性同一性障害のため性別を変更した夫(元女性)が、第三者から精子提供を受けて妻が出産した子どもの『父親』である、と最高裁が認めました。

ゲイとしてはなんだか複雑な気持ちです。



ゲイにとって喜ばしいニュース?

今回のニュースでわかったことは、

(1)(夫が元女性だとしても)、男と女

(2)あるべき家族の姿(男、女、子ども)を築いていれば

(3)制度的に家族として認める

・・・ということです。

LGBT(ゲイ・レズビアン・バイセクシャル・トランスジェンダー)が権利を勝ち取ったニュースではありますが、反面で結婚や養子を望むLGBにとっては、今後の道のりの険しさを痛感させられるニュースとなりました。

 

父親として認めるか?

普通の男女間においても、夫が無精子症などの理由で、第三者から精子の提供を受けて、妻が子どもを出産するというケースがあります。
その場合、子どもは精子の提供者ではなく、その夫の子どもであると認められます。

『生物学的』に父親ではないことは明白ですが、『制度的』に認められるということです。

今回の問題は、それが『性同一性障害の元女性』の場合も、子どもの父親として認めるかどうか?という問題です。

いやいや、こんなんは制度的な問題だから、すべこべ言ってないで認めろよ、という話ですよ。
もう性同一性障害者の性別変更を認めているのだから、それは認めて、これは認めないなんて、理屈が通りません。

しかし、問題はここでいう『父親』とはなにか?ということ。

 

戸籍制度が抱える問題

この夫は、生物学的な親ではありません。
しかし、親として社会的にも認知されているでしょうし、養育権などの親権ももっています。

ではなにが問題か?
それは『戸籍上の父親』として認められなかったということです。
子どもの父親が戸籍の中では空欄だったことです。

『戸籍』とは、戦前の『家制度』の名残で、個人を家族単位で管理するための制度です。

近代国家では、国民は個人として自立しているべきです。
しかし、明治政府は、家族内でお互いに助け合わせ、教育させ、監督させ、国民の管理を容易にするために、『家制度』という制度をもうけたのです。

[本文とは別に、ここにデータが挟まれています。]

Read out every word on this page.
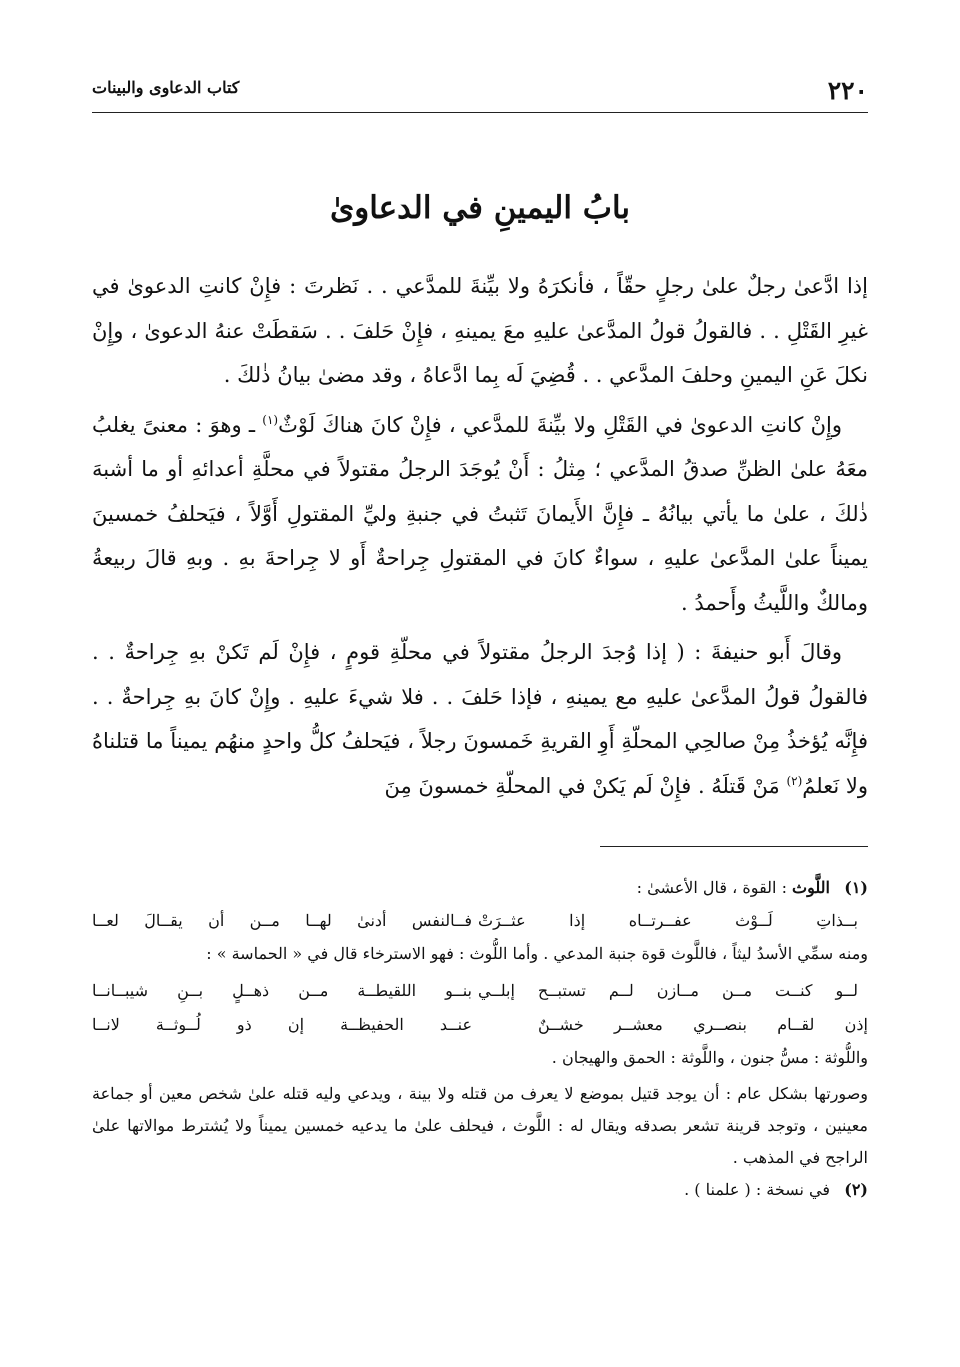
٢٢٠
كتاب الدعاوى والبينات
بابُ اليمينِ في الدعاوىٰ

إذا ادَّعىٰ رجلٌ علىٰ رجلٍ حقّاً ، فأنكرَهُ ولا بيِّنةَ للمدَّعي . . نَظرتَ : فإِنْ كانتِ الدعوىٰ في غيرِ القَتْلِ . . فالقولُ قولُ المدَّعىٰ عليهِ معَ يمينهِ ، فإِنْ حَلفَ . . سَقطَتْ عنهُ الدعوىٰ ، وإِنْ نكلَ عَنِ اليمينِ وحلفَ المدَّعي . . قُضِيَ لَه بِما ادَّعاهُ ، وقد مضىٰ بيانُ ذٰلكَ .

وإِنْ كانتِ الدعوىٰ في القَتْلِ ولا بيِّنةَ للمدَّعي ، فإِنْ كانَ هناكَ لَوْثٌ$^{(١)}$ ـ وهوَ : معنىً يغلبُ معَهُ علىٰ الظنِّ صدقُ المدَّعي ؛ مِثلُ : أَنْ يُوجَدَ الرجلُ مقتولاً في محلَّةِ أعدائهِ أو ما أشبهَ ذٰلكَ ، علىٰ ما يأتي بيانُهُ ـ فإِنَّ الأَيمانَ تَثبتُ في جنبةِ وليِّ المقتولِ أَوَّلاً ، فيَحلفُ خمسينَ يميناً علىٰ المدَّعىٰ عليهِ ، سواءٌ كانَ في المقتولِ جِراحةٌ أَو لا جِراحةَ بهِ . وبهِ قالَ ربيعةُ ومالكٌ واللَّيثُ وأَحمدُ .

وقالَ أَبو حنيفةَ : ( إذا وُجدَ الرجلُ مقتولاً في محلّةِ قومٍ ، فإِنْ لَم تَكنْ بهِ جِراحةٌ . . فالقولُ قولُ المدَّعىٰ عليهِ مع يمينهِ ، فإذا حَلفَ . . فلا شيءَ عليهِ . وإِنْ كانَ بهِ جِراحةٌ . . فإِنَّه يُؤخذُ مِنْ صالحِي المحلّةِ أَوِ القريةِ خَمسونَ رجلاً ، فيَحلفُ كلُّ واحدٍ منهُم يميناً ما قتلناهُ ولا نَعلمُ$^{(٢)}$ مَنْ قَتلَهُ . فإِنْ لَم يَكنْ في المحلّةِ خمسونَ مِنَ

(١)اللَّوث : القوة ، قال الأعشىٰ :
بــذاتِ لَــوْث عفــرتــاه إذا عثــرَتْ
فــالنفس أدنىٰ لهــا مــن أن يقــالَ لعــا
ومنه سمِّي الأسدُ ليثاً ، فاللَّوث قوة جنبة المدعي . وأما اللُّوث : فهو الاسترخاء قال في « الحماسة » :
لــو كنــت مــن مــازن لــم تستبــح إبلــي
بنــو اللقيطــة مــن ذهــلٍ بــنِ شيبــانــا
إذن لقــام بنصــري معشــر خشــنٌ
عنــد الحفيظــة إن ذو لُــوثــة لانــا
واللُّوثة : مسُّ جنون ، واللَّوثة : الحمق والهيجان .
وصورتها بشكل عام : أن يوجد قتيل بموضع لا يعرف من قتله ولا بينة ، ويدعي وليه قتله علىٰ شخص معين أو جماعة معينين ، وتوجد قرينة تشعر بصدقه ويقال له : اللَّوث ، فيحلف علىٰ ما يدعيه خمسين يميناً ولا يُشترط موالاتها علىٰ الراجح في المذهب .
(٢)في نسخة : ( علمنا ) .
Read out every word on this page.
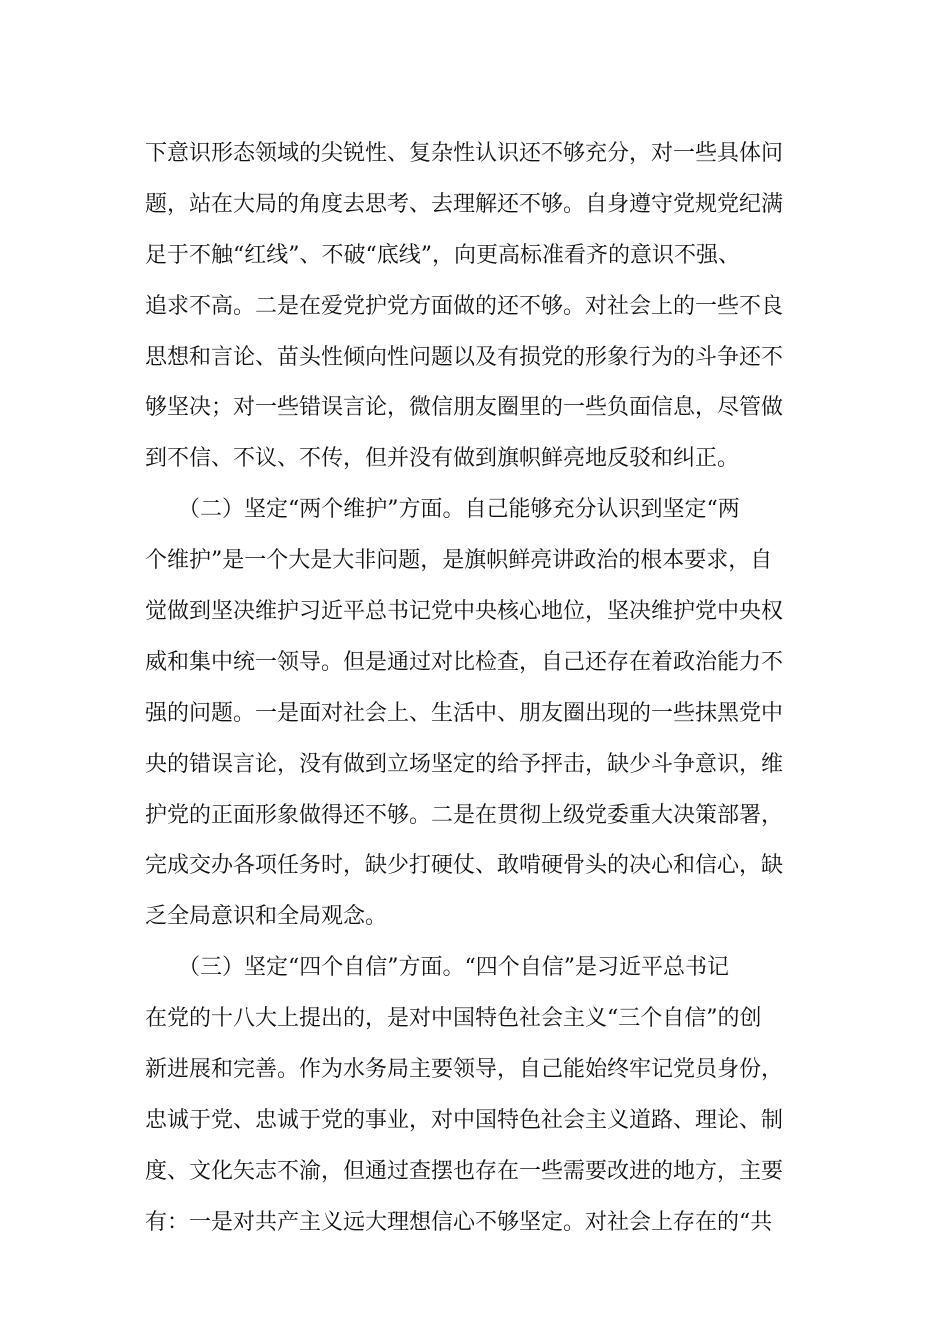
下意识形态领域的尖锐性、复杂性认识还不够充分，对一些具体问
题，站在大局的角度去思考、去理解还不够。自身遵守党规党纪满
足于不触“红线”、不破“底线”，向更高标准看齐的意识不强、
追求不高。二是在爱党护党方面做的还不够。对社会上的一些不良
思想和言论、苗头性倾向性问题以及有损党的形象行为的斗争还不
够坚决；对一些错误言论，微信朋友圈里的一些负面信息，尽管做
到不信、不议、不传，但并没有做到旗帜鲜亮地反驳和纠正。
　　（二）坚定“两个维护”方面。自己能够充分认识到坚定“两
个维护”是一个大是大非问题，是旗帜鲜亮讲政治的根本要求，自
觉做到坚决维护习近平总书记党中央核心地位，坚决维护党中央权
威和集中统一领导。但是通过对比检查，自己还存在着政治能力不
强的问题。一是面对社会上、生活中、朋友圈出现的一些抹黑党中
央的错误言论，没有做到立场坚定的给予抨击，缺少斗争意识，维
护党的正面形象做得还不够。二是在贯彻上级党委重大决策部署，
完成交办各项任务时，缺少打硬仗、敢啃硬骨头的决心和信心，缺
乏全局意识和全局观念。
　　（三）坚定“四个自信”方面。“四个自信”是习近平总书记
在党的十八大上提出的，是对中国特色社会主义“三个自信”的创
新进展和完善。作为水务局主要领导，自己能始终牢记党员身份，
忠诚于党、忠诚于党的事业，对中国特色社会主义道路、理论、制
度、文化矢志不渝，但通过查摆也存在一些需要改进的地方，主要
有：一是对共产主义远大理想信心不够坚定。对社会上存在的“共
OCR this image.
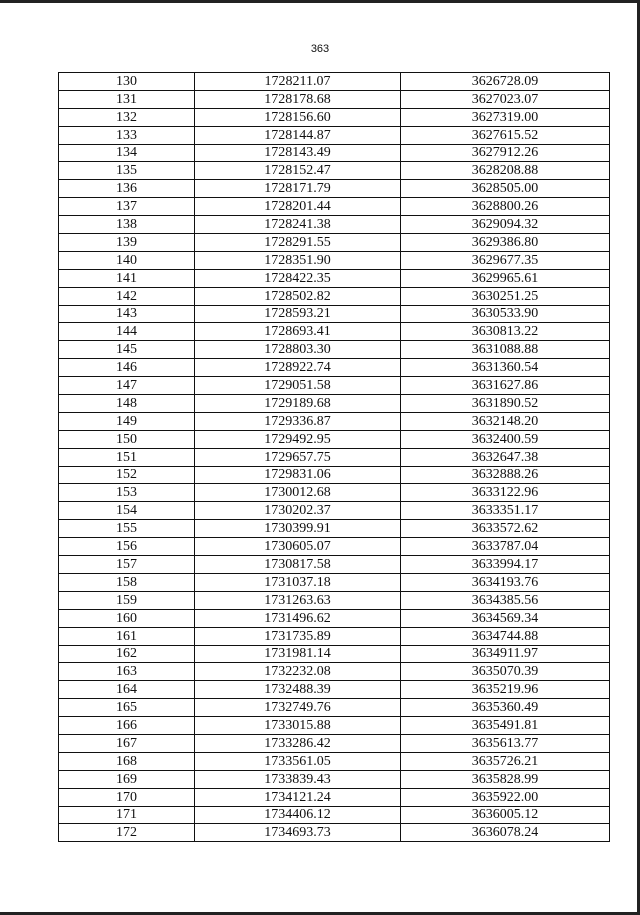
363
130	1728211.07	3626728.09
131	1728178.68	3627023.07
132	1728156.60	3627319.00
133	1728144.87	3627615.52
134	1728143.49	3627912.26
135	1728152.47	3628208.88
136	1728171.79	3628505.00
137	1728201.44	3628800.26
138	1728241.38	3629094.32
139	1728291.55	3629386.80
140	1728351.90	3629677.35
141	1728422.35	3629965.61
142	1728502.82	3630251.25
143	1728593.21	3630533.90
144	1728693.41	3630813.22
145	1728803.30	3631088.88
146	1728922.74	3631360.54
147	1729051.58	3631627.86
148	1729189.68	3631890.52
149	1729336.87	3632148.20
150	1729492.95	3632400.59
151	1729657.75	3632647.38
152	1729831.06	3632888.26
153	1730012.68	3633122.96
154	1730202.37	3633351.17
155	1730399.91	3633572.62
156	1730605.07	3633787.04
157	1730817.58	3633994.17
158	1731037.18	3634193.76
159	1731263.63	3634385.56
160	1731496.62	3634569.34
161	1731735.89	3634744.88
162	1731981.14	3634911.97
163	1732232.08	3635070.39
164	1732488.39	3635219.96
165	1732749.76	3635360.49
166	1733015.88	3635491.81
167	1733286.42	3635613.77
168	1733561.05	3635726.21
169	1733839.43	3635828.99
170	1734121.24	3635922.00
171	1734406.12	3636005.12
172	1734693.73	3636078.24
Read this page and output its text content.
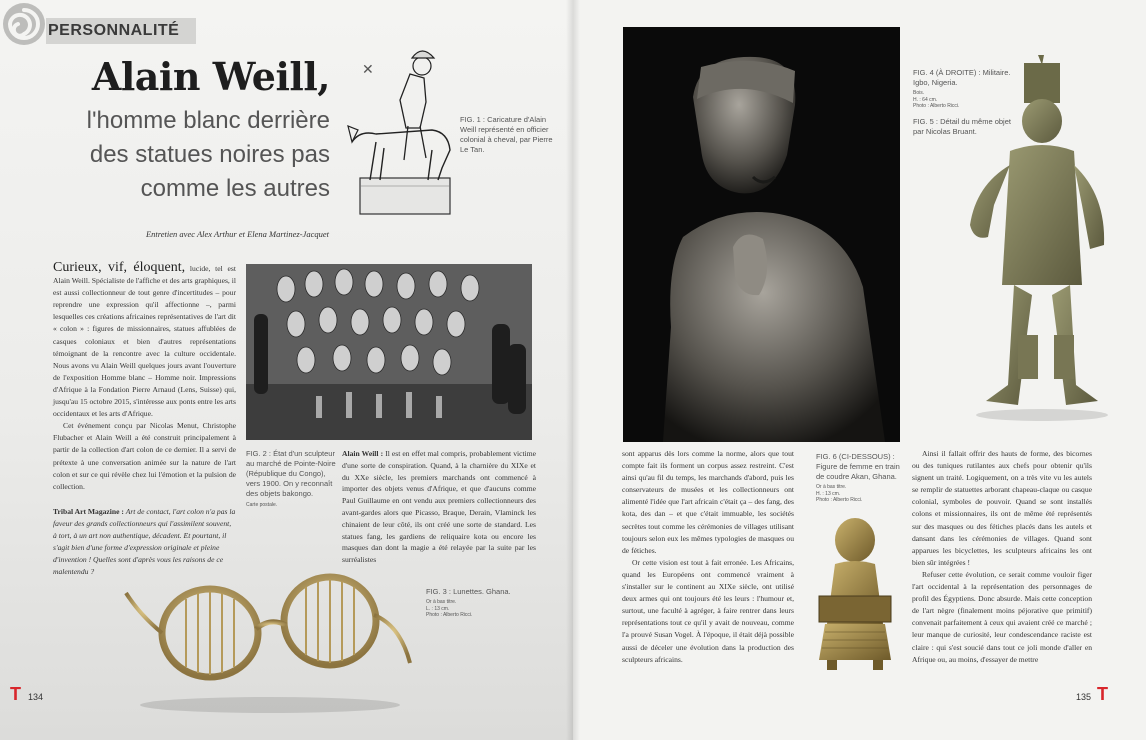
PERSONNALITÉ
Alain Weill,
l'homme blanc derrière des statues noires pas comme les autres
Entretien avec Alex Arthur et Elena Martinez-Jacquet
✕
FIG. 1 : Caricature d'Alain Weill représenté en officier colonial à cheval, par Pierre Le Tan.

Curieux, vif, éloquent, lucide, tel est Alain Weill. Spécialiste de l'affiche et des arts graphiques, il est aussi collectionneur de tout genre d'incertitudes – pour reprendre une expression qu'il affectionne –, parmi lesquelles ces créations africaines représentatives de l'art dit « colon » : figures de missionnaires, statues affublées de casques coloniaux et bien d'autres représentations témoignant de la rencontre avec la culture occidentale. Nous avons vu Alain Weill quelques jours avant l'ouverture de l'exposition Homme blanc – Homme noir. Impressions d'Afrique à la Fondation Pierre Arnaud (Lens, Suisse) qui, jusqu'au 15 octobre 2015, s'intéresse aux ponts entre les arts occidentaux et les arts d'Afrique.

Cet événement conçu par Nicolas Menut, Christophe Flubacher et Alain Weill a été construit principalement à partir de la collection d'art colon de ce dernier. Il a servi de prétexte à une conversation animée sur la nature de l'art colon et sur ce qui révèle chez lui l'émotion et la pulsion de collection.

Tribal Art Magazine : Art de contact, l'art colon n'a pas la faveur des grands collectionneurs qui l'assimilent souvent, à tort, à un art non authentique, décadent. Et pourtant, il s'agit bien d'une forme d'expression originale et pleine d'invention ! Quelles sont d'après vous les raisons de ce malentendu ?
FIG. 2 : État d'un sculpteur au marché de Pointe-Noire (République du Congo), vers 1900. On y reconnaît des objets bakongo.
Carte postale.
Alain Weill : Il est en effet mal compris, probablement victime d'une sorte de conspiration. Quand, à la charnière du XIXe et du XXe siècle, les premiers marchands ont commencé à importer des objets venus d'Afrique, et que d'aucuns comme Paul Guillaume en ont vendu aux premiers collectionneurs des avant-gardes alors que Picasso, Braque, Derain, Vlaminck les chinaient de leur côté, ils ont créé une sorte de standard. Les statues fang, les gardiens de reliquaire kota ou encore les masques dan dont la magie a été relayée par la suite par les surréalistes
FIG. 3 : Lunettes. Ghana.
Or à bas titre.
L. : 13 cm.
Photo : Alberto Ricci.
T 134
FIG. 4 (À DROITE) : Militaire. Igbo, Nigeria.
Bois.
H. : 64 cm.
Photo : Alberto Ricci.
FIG. 5 : Détail du même objet par Nicolas Bruant.

sont apparus dès lors comme la norme, alors que tout compte fait ils forment un corpus assez restreint. C'est ainsi qu'au fil du temps, les marchands d'abord, puis les conservateurs de musées et les collectionneurs ont alimenté l'idée que l'art africain c'était ça – des fang, des kota, des dan – et que c'était immuable, les sociétés secrètes tout comme les cérémonies de villages utilisant toujours selon eux les mêmes typologies de masques ou de fétiches.

Or cette vision est tout à fait erronée. Les Africains, quand les Européens ont commencé vraiment à s'installer sur le continent au XIXe siècle, ont utilisé deux armes qui ont toujours été les leurs : l'humour et, surtout, une faculté à agréger, à faire rentrer dans leurs représentations tout ce qu'il y avait de nouveau, comme l'a prouvé Susan Vogel. À l'époque, il était déjà possible aussi de déceler une évolution dans la production des sculpteurs africains.

FIG. 6 (CI-DESSOUS) : Figure de femme en train de coudre Akan, Ghana.
Or à bas titre.
H. : 13 cm.
Photo : Alberto Ricci.

Ainsi il fallait offrir des hauts de forme, des bicornes ou des tuniques rutilantes aux chefs pour obtenir qu'ils signent un traité. Logiquement, on a très vite vu les autels se remplir de statuettes arborant chapeau-claque ou casque colonial, symboles de pouvoir. Quand se sont installés colons et missionnaires, ils ont de même été représentés sur des masques ou des fétiches placés dans les autels et dansant dans les cérémonies de villages. Quand sont apparues les bicyclettes, les sculpteurs africains les ont bien sûr intégrées !

Refuser cette évolution, ce serait comme vouloir figer l'art occidental à la représentation des personnages de profil des Égyptiens. Donc absurde. Mais cette conception de l'art nègre (finalement moins péjorative que primitif) convenait parfaitement à ceux qui avaient créé ce marché ; leur manque de curiosité, leur condescendance raciste est claire : qui s'est soucié dans tout ce joli monde d'aller en Afrique ou, au moins, d'essayer de mettre

135 T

その考え方は戦後も継承され、『戸籍制度』として残りました。
この戸籍制度が、現代社会でさまざまなゆがみを生んでいます。

戸籍制度がある限り、結婚=女が男の家に嫁ぐ、という慣習はなくなりません。
家柄、出自による差別や、私生児(未婚の男女の間に生まれた子ども)への差別もなくなりません。

また、戸籍制度は、同性婚やパートナーシップ法をはばむ大きな壁でもあります。

最高裁までいったのだから、古くさい民法の枠の中で考えていないで、戸籍法や民法の改正にまでふみこんで審議をしてほしかったですね。